Die Stadt wurde 1613 gegründet und wurde bald zum Zankapfel zwischen französischen, niederländischen, britischen und amerikanischen Kräften, die ihre strategische Position an der Küste nutzten. Mehrmals wechselte die Kontrolle, bis die Vereinigten Staaten die endgültige Herrschaft übernahmen.
Die Maine Maritime Academy prägt das Leben in der Stadt und verbindet die moderne Ausbildung mit der Schifffahrtstradition, die seit Jahrhunderten hier gelebt wird. Besucher sehen Studenten und Schiffe, die das Bild der Stadt bestimmen und ihre Verbindung zum Meer widerspiegeln.

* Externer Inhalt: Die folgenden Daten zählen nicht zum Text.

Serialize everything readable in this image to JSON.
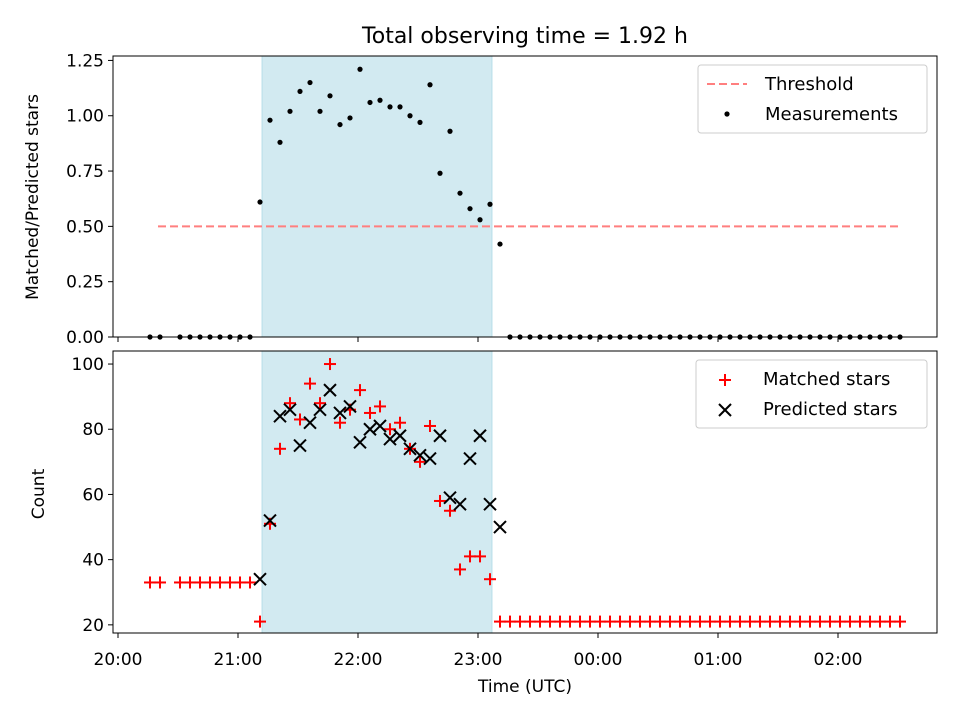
{
  "chart_data": [
    {
      "type": "scatter",
      "title": "Total observing time = 1.92 h",
      "ylabel": "Matched/Predicted stars",
      "ylim": [
        0,
        1.27
      ],
      "yticks": [
        "0.00",
        "0.25",
        "0.50",
        "0.75",
        "1.00",
        "1.25"
      ],
      "legend_position": "top-right",
      "shaded_interval": {
        "start": "21:12",
        "end": "23:07",
        "color": "#add8e6"
      },
      "threshold": {
        "name": "Threshold",
        "value": 0.5,
        "from": "20:20",
        "to": "02:32",
        "color": "#ff7f7f",
        "style": "dashed"
      },
      "series": [
        {
          "name": "Measurements",
          "color": "#000000",
          "marker": "dot",
          "x": [
            "20:16",
            "20:21",
            "20:31",
            "20:36",
            "20:41",
            "20:46",
            "20:51",
            "20:56",
            "21:01",
            "21:06",
            "21:11",
            "21:16",
            "21:21",
            "21:26",
            "21:31",
            "21:36",
            "21:41",
            "21:46",
            "21:51",
            "21:56",
            "22:01",
            "22:06",
            "22:11",
            "22:16",
            "22:21",
            "22:26",
            "22:31",
            "22:36",
            "22:41",
            "22:46",
            "22:51",
            "22:56",
            "23:01",
            "23:06",
            "23:11",
            "23:16",
            "23:21",
            "23:26",
            "23:31",
            "23:36",
            "23:41",
            "23:46",
            "23:51",
            "23:56",
            "00:01",
            "00:06",
            "00:11",
            "00:16",
            "00:21",
            "00:26",
            "00:31",
            "00:36",
            "00:41",
            "00:46",
            "00:51",
            "00:56",
            "01:01",
            "01:06",
            "01:11",
            "01:16",
            "01:21",
            "01:26",
            "01:31",
            "01:36",
            "01:41",
            "01:46",
            "01:51",
            "01:56",
            "02:01",
            "02:06",
            "02:11",
            "02:16",
            "02:21",
            "02:26",
            "02:31"
          ],
          "y": [
            0,
            0,
            0,
            0,
            0,
            0,
            0,
            0,
            0,
            0,
            0.61,
            0.98,
            0.88,
            1.02,
            1.11,
            1.15,
            1.02,
            1.09,
            0.96,
            0.99,
            1.21,
            1.06,
            1.07,
            1.04,
            1.04,
            1.0,
            0.97,
            1.14,
            0.74,
            0.93,
            0.65,
            0.58,
            0.53,
            0.6,
            0.42,
            0,
            0,
            0,
            0,
            0,
            0,
            0,
            0,
            0,
            0,
            0,
            0,
            0,
            0,
            0,
            0,
            0,
            0,
            0,
            0,
            0,
            0,
            0,
            0,
            0,
            0,
            0,
            0,
            0,
            0,
            0,
            0,
            0,
            0,
            0,
            0,
            0,
            0,
            0,
            0
          ]
        }
      ]
    },
    {
      "type": "scatter",
      "xlabel": "Time (UTC)",
      "ylabel": "Count",
      "ylim": [
        17.5,
        104
      ],
      "yticks": [
        "20",
        "40",
        "60",
        "80",
        "100"
      ],
      "xticks": [
        "20:00",
        "21:00",
        "22:00",
        "23:00",
        "00:00",
        "01:00",
        "02:00"
      ],
      "legend_position": "top-right",
      "shaded_interval": {
        "start": "21:12",
        "end": "23:07",
        "color": "#add8e6"
      },
      "series": [
        {
          "name": "Matched stars",
          "color": "#ff0000",
          "marker": "plus",
          "x": [
            "20:16",
            "20:21",
            "20:31",
            "20:36",
            "20:41",
            "20:46",
            "20:51",
            "20:56",
            "21:01",
            "21:06",
            "21:11",
            "21:16",
            "21:21",
            "21:26",
            "21:31",
            "21:36",
            "21:41",
            "21:46",
            "21:51",
            "21:56",
            "22:01",
            "22:06",
            "22:11",
            "22:16",
            "22:21",
            "22:26",
            "22:31",
            "22:36",
            "22:41",
            "22:46",
            "22:51",
            "22:56",
            "23:01",
            "23:06",
            "23:11",
            "23:16",
            "23:21",
            "23:26",
            "23:31",
            "23:36",
            "23:41",
            "23:46",
            "23:51",
            "23:56",
            "00:01",
            "00:06",
            "00:11",
            "00:16",
            "00:21",
            "00:26",
            "00:31",
            "00:36",
            "00:41",
            "00:46",
            "00:51",
            "00:56",
            "01:01",
            "01:06",
            "01:11",
            "01:16",
            "01:21",
            "01:26",
            "01:31",
            "01:36",
            "01:41",
            "01:46",
            "01:51",
            "01:56",
            "02:01",
            "02:06",
            "02:11",
            "02:16",
            "02:21",
            "02:26",
            "02:31"
          ],
          "y": [
            33,
            33,
            33,
            33,
            33,
            33,
            33,
            33,
            33,
            33,
            21,
            51,
            74,
            88,
            83,
            94,
            88,
            100,
            82,
            86,
            92,
            85,
            87,
            80,
            82,
            74,
            70,
            81,
            58,
            55,
            37,
            41,
            41,
            34,
            21,
            21,
            21,
            21,
            21,
            21,
            21,
            21,
            21,
            21,
            21,
            21,
            21,
            21,
            21,
            21,
            21,
            21,
            21,
            21,
            21,
            21,
            21,
            21,
            21,
            21,
            21,
            21,
            21,
            21,
            21,
            21,
            21,
            21,
            21,
            21,
            21,
            21,
            21,
            21,
            21
          ]
        },
        {
          "name": "Predicted stars",
          "color": "#000000",
          "marker": "x",
          "x": [
            "21:11",
            "21:16",
            "21:21",
            "21:26",
            "21:31",
            "21:36",
            "21:41",
            "21:46",
            "21:51",
            "21:56",
            "22:01",
            "22:06",
            "22:11",
            "22:16",
            "22:21",
            "22:26",
            "22:31",
            "22:36",
            "22:41",
            "22:46",
            "22:51",
            "22:56",
            "23:01",
            "23:06",
            "23:11"
          ],
          "y": [
            34,
            52,
            84,
            86,
            75,
            82,
            86,
            92,
            85,
            87,
            76,
            80,
            81,
            77,
            78,
            74,
            72,
            71,
            78,
            59,
            57,
            71,
            78,
            57,
            50
          ]
        }
      ]
    }
  ]
}
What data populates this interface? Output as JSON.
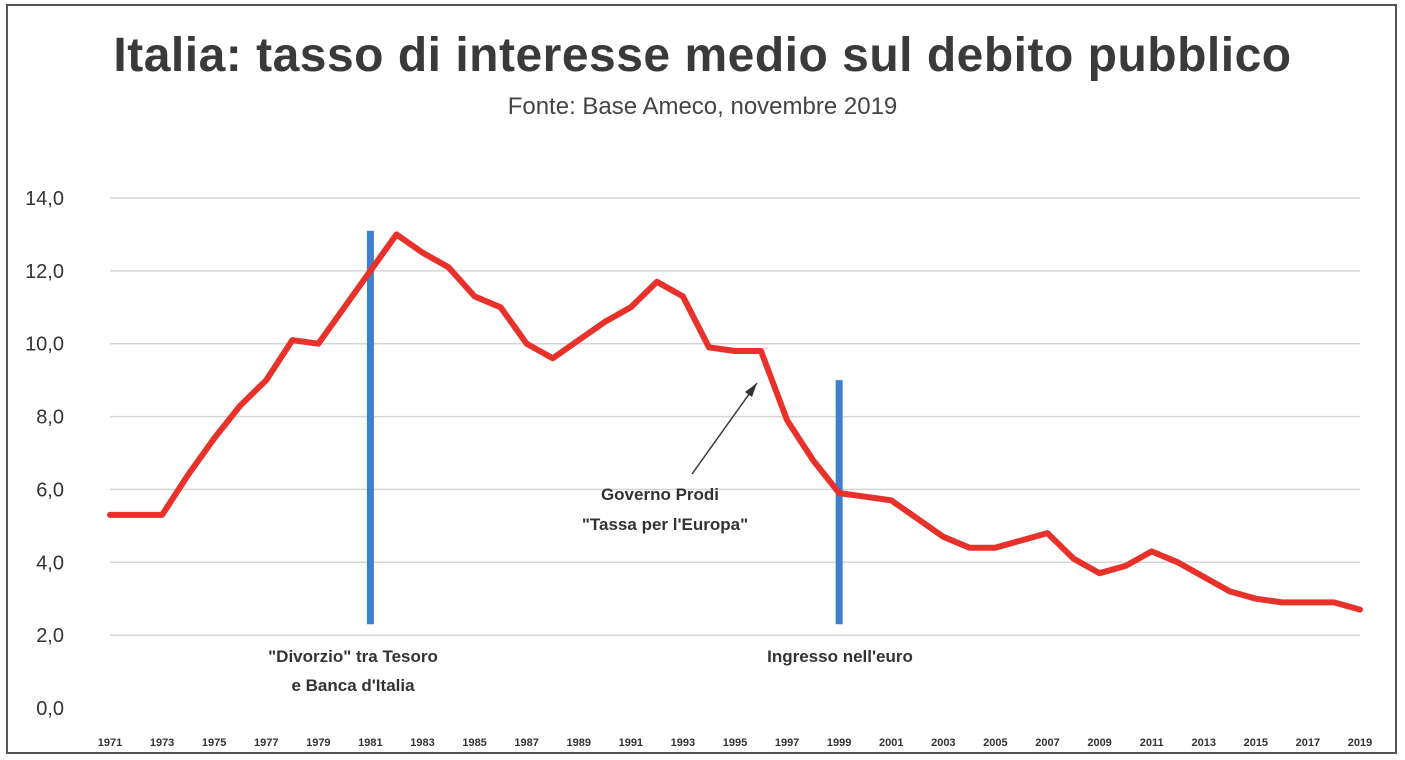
{
  "chart_data": {
    "type": "line",
    "title": "Italia: tasso di interesse medio sul debito pubblico",
    "subtitle": "Fonte: Base Ameco, novembre 2019",
    "xlabel": "",
    "ylabel": "",
    "ylim": [
      0,
      14
    ],
    "yticks": [
      "0,0",
      "2,0",
      "4,0",
      "6,0",
      "8,0",
      "10,0",
      "12,0",
      "14,0"
    ],
    "xticks": [
      "1971",
      "1973",
      "1975",
      "1977",
      "1979",
      "1981",
      "1983",
      "1985",
      "1987",
      "1989",
      "1991",
      "1993",
      "1995",
      "1997",
      "1999",
      "2001",
      "2003",
      "2005",
      "2007",
      "2009",
      "2011",
      "2013",
      "2015",
      "2017",
      "2019"
    ],
    "grid": true,
    "legend": "none",
    "series": [
      {
        "color": "#e8312a",
        "x": [
          1971,
          1972,
          1973,
          1974,
          1975,
          1976,
          1977,
          1978,
          1979,
          1980,
          1981,
          1982,
          1983,
          1984,
          1985,
          1986,
          1987,
          1988,
          1989,
          1990,
          1991,
          1992,
          1993,
          1994,
          1995,
          1996,
          1997,
          1998,
          1999,
          2000,
          2001,
          2002,
          2003,
          2004,
          2005,
          2006,
          2007,
          2008,
          2009,
          2010,
          2011,
          2012,
          2013,
          2014,
          2015,
          2016,
          2017,
          2018,
          2019
        ],
        "values": [
          5.3,
          5.3,
          5.3,
          6.4,
          7.4,
          8.3,
          9.0,
          10.1,
          10.0,
          11.0,
          12.0,
          13.0,
          12.5,
          12.1,
          11.3,
          11.0,
          10.0,
          9.6,
          10.1,
          10.6,
          11.0,
          11.7,
          11.3,
          9.9,
          9.8,
          9.8,
          7.9,
          6.8,
          5.9,
          5.8,
          5.7,
          5.2,
          4.7,
          4.4,
          4.4,
          4.6,
          4.8,
          4.1,
          3.7,
          3.9,
          4.3,
          4.0,
          3.6,
          3.2,
          3.0,
          2.9,
          2.9,
          2.9,
          2.7
        ]
      }
    ],
    "vlines": [
      {
        "x": 1981,
        "y_top": 13.1,
        "y_bottom": 2.3,
        "color": "#3f7fcf"
      },
      {
        "x": 1999,
        "y_top": 9.0,
        "y_bottom": 2.3,
        "color": "#3f7fcf"
      }
    ],
    "annotations": [
      {
        "lines": [
          "\"Divorzio\" tra Tesoro",
          "e Banca d'Italia"
        ]
      },
      {
        "lines": [
          "Ingresso nell'euro"
        ]
      },
      {
        "lines": [
          "Governo Prodi",
          "\"Tassa per l'Europa\""
        ]
      }
    ]
  }
}
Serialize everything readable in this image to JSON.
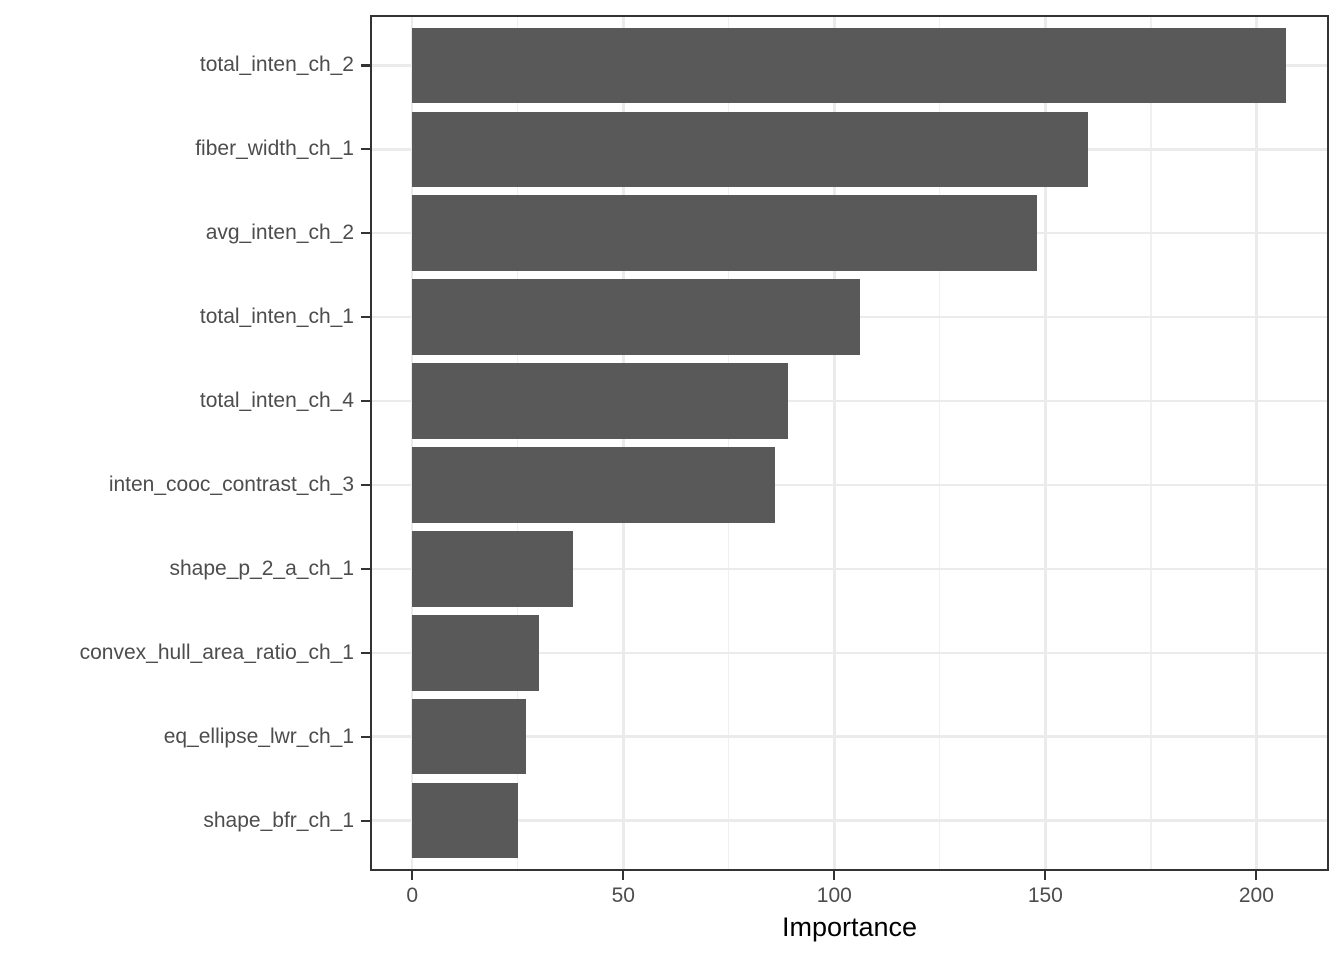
{
  "chart_data": {
    "type": "bar",
    "orientation": "horizontal",
    "title": "",
    "xlabel": "Importance",
    "ylabel": "",
    "categories": [
      "total_inten_ch_2",
      "fiber_width_ch_1",
      "avg_inten_ch_2",
      "total_inten_ch_1",
      "total_inten_ch_4",
      "inten_cooc_contrast_ch_3",
      "shape_p_2_a_ch_1",
      "convex_hull_area_ratio_ch_1",
      "eq_ellipse_lwr_ch_1",
      "shape_bfr_ch_1"
    ],
    "values": [
      207,
      160,
      148,
      106,
      89,
      86,
      38,
      30,
      27,
      25
    ],
    "x_ticks": [
      0,
      50,
      100,
      150,
      200
    ],
    "x_tick_labels": [
      "0",
      "50",
      "100",
      "150",
      "200"
    ],
    "x_minor_ticks": [
      25,
      75,
      125,
      175
    ],
    "xlim": [
      -10,
      217.2
    ],
    "grid": true,
    "legend": false,
    "colors": {
      "bar": "#595959",
      "grid_major": "#ebebeb",
      "grid_minor": "#f0f0f0",
      "panel_border": "#333333",
      "tick": "#333333",
      "axis_text": "#4d4d4d",
      "axis_title": "#000000",
      "background": "#ffffff"
    }
  }
}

Besucher finden mehrere Bootsanlegestellen und Anlegestellen am geschützten Hafen für Wassersportaktivitäten und Erkundungen. Ein Auto ist praktisch, aber das kompakte Zentrum lässt sich auch zu Fuß erkunden, und der Hafen bietet einfachen Zugang zu Wanderwegen und Aussichtspunkten.
Vier verschiedene Nationen errichteten an diesem Ort Festungen, was ihn zur am häufigsten umkämpftesten Siedlung in Neuengland während der Kolonialzeit macht. Die Überreste dieser Befestigungen und ihre Geschichte zeigen die strategische Bedeutung, die diese kleine Hafenstadt für die frühe amerikanische Geschichte hatte.